Flooring and Roofing Terms
- Joist: Parallel framing members installed horizontally to carry floor and ceiling loads.
- Floating Floor: A floor system that can be placed on top of an existing floor (and does not need to be nailed down.) Tiles or boards are glued together rather than directly to the sub floor or floor.
- Dormer Window: A window that rises vertically from a sloping roof.
- Hip: The angle formed by two intersecting, sloping roof planes that runs from the eaves to the ridge of a house.
- Parquet Flooring: Woodwork floors set in geometric forms for design purposes.
- Ponding: The pooling of water on a roof.
- Prefinished Floor: A finished flooring that requires installation only.
- Pickled Floors: The informal, casual look when you rub white paint into already stained or finished wood flooring.
- Soffit: The underside space between the end of the roof and the side of a home, often vented to provide circulation to the attic.
- Frieze: A carpet style where the yarn is tightly twisted to give it a nubby, rough appearance.
- Subfloor: Boards or plywood mounted over joists on which the finish floor is laid.
Terrazzo: A multi-colored floor made from stone or marble chips embedded in cement.
- Jamb: The molding around a window frame. The “side jamb” is vertical while the “head jamb” is horizontal.
- Lite: A pane of glass within a window. Often used when talking about how many panes there are in a window (i.e. a 12-lite colonial window.)
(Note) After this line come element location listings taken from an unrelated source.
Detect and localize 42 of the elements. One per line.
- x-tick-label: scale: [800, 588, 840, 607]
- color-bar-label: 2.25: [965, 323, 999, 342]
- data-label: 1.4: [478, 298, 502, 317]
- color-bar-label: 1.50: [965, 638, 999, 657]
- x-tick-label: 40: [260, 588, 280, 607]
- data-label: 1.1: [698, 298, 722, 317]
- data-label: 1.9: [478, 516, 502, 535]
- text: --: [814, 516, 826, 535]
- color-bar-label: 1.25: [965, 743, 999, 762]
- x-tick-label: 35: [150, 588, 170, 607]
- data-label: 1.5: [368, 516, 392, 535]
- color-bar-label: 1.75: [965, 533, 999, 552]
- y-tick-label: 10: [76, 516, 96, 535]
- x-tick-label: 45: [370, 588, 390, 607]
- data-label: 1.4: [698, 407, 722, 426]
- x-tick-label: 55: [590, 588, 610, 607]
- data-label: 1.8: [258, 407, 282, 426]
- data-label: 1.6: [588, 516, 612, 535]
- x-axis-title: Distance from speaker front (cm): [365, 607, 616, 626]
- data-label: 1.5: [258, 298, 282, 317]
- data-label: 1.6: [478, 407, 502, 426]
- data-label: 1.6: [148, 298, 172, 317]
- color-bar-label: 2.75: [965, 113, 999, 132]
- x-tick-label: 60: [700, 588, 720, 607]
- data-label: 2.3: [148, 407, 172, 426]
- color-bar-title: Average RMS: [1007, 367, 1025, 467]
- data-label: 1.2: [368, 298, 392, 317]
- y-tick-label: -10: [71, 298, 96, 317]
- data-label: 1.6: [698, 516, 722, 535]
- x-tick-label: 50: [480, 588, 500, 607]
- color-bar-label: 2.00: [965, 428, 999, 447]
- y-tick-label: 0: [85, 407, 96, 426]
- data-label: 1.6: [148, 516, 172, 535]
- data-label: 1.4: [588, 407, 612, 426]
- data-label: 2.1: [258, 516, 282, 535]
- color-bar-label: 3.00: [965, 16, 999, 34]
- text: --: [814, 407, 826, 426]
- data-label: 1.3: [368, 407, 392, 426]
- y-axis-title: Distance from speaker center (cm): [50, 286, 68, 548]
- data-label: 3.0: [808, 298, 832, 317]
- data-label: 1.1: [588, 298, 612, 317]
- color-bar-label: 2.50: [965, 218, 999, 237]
- Louvered Window: A window with several glass, metal or wooden slats that open together like shutters, usually by pulling a lever or crank to adjust the angle. Also called a jalousie.
- Mullion: The vertical strip of wood that separates side-by-side windows.
- Oriel Window: Similar to a bay window, it projects out from the wall, but does not extend to the ground. Instead the bottom curves back into the wall.
- Sash: The parts of a window that holds the glass (the “doors” of a window.)
- Galvanized: Any metal coated with zinc to protect it from rusting.
- Girder: A large beam of wood or steel which acts as the principle support for loads along its span.
- Header: A beam which is perpendicular to wall suds above doors, windows or other openings. It carries the weight of structural loads.
- Joint: Any place where two building materials come together and leave a gap or space.
- Miter: A 45-degree cut. Unlike a compound miter cut, the saw blade remains at 0 degrees.
- Pull Bar: The tool used to tighten tongue and groove joints during the installation process.
- Sapwood: The lighter color wood near the outside of the tree.
- Stud: A 2×4 or 2×6 vertical framing member used to assemble walls.
- Toenailing: Nailing at an angle to connect one framing piece to a second.
- Passive Cooling/Heating: A building structure designed to increase ventilation and retention of heating/cooling within its building components.
- Passive Solar Design: Using design methods to capitalize on heat and light from the sun, thereby reducing the need for electric systems.
- Pellets: Fuel that consist of 100% wood sawdust with no additives.
- Split System: An air conditioner or heat pump that has components in two different locations (typically one inside and one outside).
- Integrated Hot Water System: A system that provides water heating from a single heat source.
Miscellaneous Home Improvement Terms
- Integral Sink: A sink made out of the same material as the countertop to form a continuous surface.
- Paver Tile: Tile that is larger than six square inches.
- Pyrolave: Countertop material made from enameled lava rock.
- Retrofit: Upgrading a preexisting fixture by installing new parts.
- Sconce: A light fixture attached to a wall.
- Shim: A thin piece of wood used during installation to insure that countertops are level.
- Substrate: Any surface to which a paint, stain or sealant is applied.
- Tongue and Groove: A way of connecting materials, such as wood, in which the tongue of a board is placed into the groove of the board following it.
- Veneer: A thin piece of wood attached to particleboard to create the illusion of wood surfaces.
- Volatile Organic Compounds (VOCs): Materials that evaporate from organic products and can cause acute and chronic illnesses.
- Wood Shakes: Rough, thick, uneven shingles, either hand split or sawn, that can be used as a siding material.
- Xeriscape: landscaping that is designed specifically for areas that are susceptible to drought, or for areas where water conservation is practiced.